As we all know, a cancer diagnosis and treatment have never enhanced anyone’s sex life. In all my years in the business, I have never heard anyone say anything remotely like: "Boy, my sex life has gotten so much better since cancer." Instead, I hear the opposite, over and over and over again. People are discouraged and unhappy that their libidos are compromised (often totally absent), that their bodies don't respond in familiar ways, that they are hampered by their physical changes and, most of all, by their mood and thoughts.
I am especially thinking about this as I am giving a talk on sexuality and cancer tomorrow evening. It is both easy and difficult to prepare for such a presentation. The easy part is that everyone is relieved and delighted to have a chance to talk about this often taboo topic. The hard part is that there really aren’t any easy cures, actually no cures at all. There are suggestions and strategies and, perhaps most importantly, the chance to normalize the feelings. Last week I met with a gay couple, one of whom has cancer, and he hesitantly began to speak of his diminished libido. His partner admitted to the same issue, and they were both enormously relieved to hear me say that this is, sadly, completely normal. That comment didn’t fix it, but it took away their shame and worry and guilt.

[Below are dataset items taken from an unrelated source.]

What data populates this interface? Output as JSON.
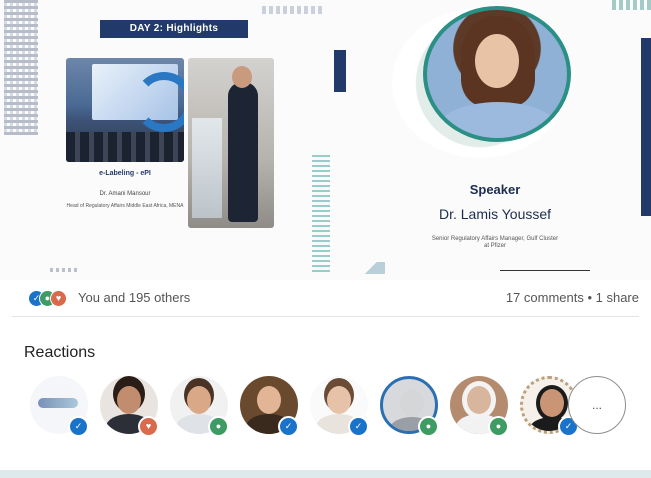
{
  "post": {
    "banner": "DAY 2: Highlights",
    "photo_caption_title": "e-Labeling - ePI",
    "photo_caption_name": "Dr. Amani Mansour",
    "photo_caption_role": "Head of Regulatory Affairs Middle East Africa, MENA",
    "speaker_label": "Speaker",
    "speaker_name": "Dr. Lamis Youssef",
    "speaker_role": "Senior Regulatory Affairs Manager, Gulf Cluster at Pfizer"
  },
  "social": {
    "reaction_icons": [
      "like-icon",
      "celebrate-icon",
      "love-icon"
    ],
    "likes_text": "You and 195 others",
    "comments_text": "17 comments • 1 share"
  },
  "reactions": {
    "title": "Reactions",
    "more_label": "...",
    "people": [
      {
        "badge": "like",
        "color": "#1a73c9"
      },
      {
        "badge": "love",
        "color": "#d96a4c"
      },
      {
        "badge": "celebrate",
        "color": "#3d9b63"
      },
      {
        "badge": "like",
        "color": "#1a73c9"
      },
      {
        "badge": "like",
        "color": "#1a73c9"
      },
      {
        "badge": "celebrate",
        "color": "#3d9b63"
      },
      {
        "badge": "celebrate",
        "color": "#3d9b63"
      },
      {
        "badge": "like",
        "color": "#1a73c9"
      },
      {
        "badge": "like",
        "color": "#1a73c9"
      }
    ]
  },
  "colors": {
    "navy": "#223a6a",
    "teal": "#2a8f85",
    "like": "#1a73c9",
    "celebrate": "#3d9b63",
    "love": "#d96a4c"
  }
}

Although no one has any wonderful recommendations, at least the topic is finally starting to get the attention it deserves. When someone is recently diagnosed or in active treatment, sexuality is usually (though not always) towards the bottom of the worry list. I can think of only one person, over many years, whose most important concern about her cancer treatment was that it would diminish her libido and responsiveness. Even more surprisingly, she was in her 70s. Once time passes, however, and life has returned to what now is normal, people are often distressed by the negative changes in their intimate relationships.
Most people never have the sex talk with their oncologist. There is so much to discuss with your doctor, and time is always limited and sex can be an uncomfortable topic to discuss. This translates into silence on the subject. On the rare occasions that a patient brought up the topic, my doctor colleagues usually immediately referred her to me. Some studies have indicated that fewer than half of cancer patients speak to any healthcare provider about intimacy.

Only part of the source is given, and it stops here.